Machine learning-based quantification of neurovascular compression for correlation with trigeminal neuralgia pain outcomes.
Authors
Affiliations (3)
Affiliations (3)
- Department of Neurosurgery, Johns Hopkins University School of Medicine, Baltimore, Maryland, United States.
- Department of Neurosurgery, Stanford University School of Medicine, Palo Alto, California, United States.
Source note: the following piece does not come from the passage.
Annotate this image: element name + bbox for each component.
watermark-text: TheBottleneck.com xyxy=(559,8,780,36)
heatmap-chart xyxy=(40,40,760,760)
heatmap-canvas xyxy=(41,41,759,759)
- Department of Radiology and Radiological Sciences, Johns Hopkins University School of Medicine, Baltimore, Maryland, United States.
Abstract
Machine learning-generated segmentations of the trigeminal nerve and surrounding vasculature can quantitatively assess the magnitude of neurovascular compression (NVC) in patients with trigeminal neuralgia (TN). Using the magnetic resonance imaging (MRI) of 183 patients undergoing microvascular decompression (MVD) for TN, this study trains and evaluates the nnU-Net machine learning method to generate 3-dimensional segmentations of the trigeminal nerve region, from which quantitative metrics such as surface area of NVC can be extracted and correlated with postoperative pain outcomes. The accuracy of nnU-Net-generated segmentations was determined by comparison with manually labeled ground-truth (GT) segmentations: resulting model F1 and IoU scores were 0.820 ± 0.012 and 0.743 ± 0.011, respectively, suggesting nnU-Net can generate segmentations with high fidelity. For contextualization, an SE-ResNet152-based U-Net model was trained using the same patient MRIs and was outperformed by the nnU-Net model based on F1 and IoU scores. Predicted nnU-Net segmentations in the inference dataset of 100 additional patients were then correlated with post-MVD pain recurrence rates. Higher NVC surface area was observed in patients without post-MVD pain recurrence than in patients with pain recurrence (P = 0.004). Furthermore, higher surface area of NVC (HR 0.884 per mm2, 95% CI 0.798-0.979, P = 0.018) and presence of NVC (HR 0.421 relative to absent NVC, 95% CI 0.189-0.934, P = 0.033) were each associated with significantly decreased risks of pain recurrence. Given its ability to yield high-fidelity segmentations whose quantitative metrics correlate with clinical outcomes, our nnU-Net model is a proof-of-concept automated approach that can evaluate patients seeking TN treatment.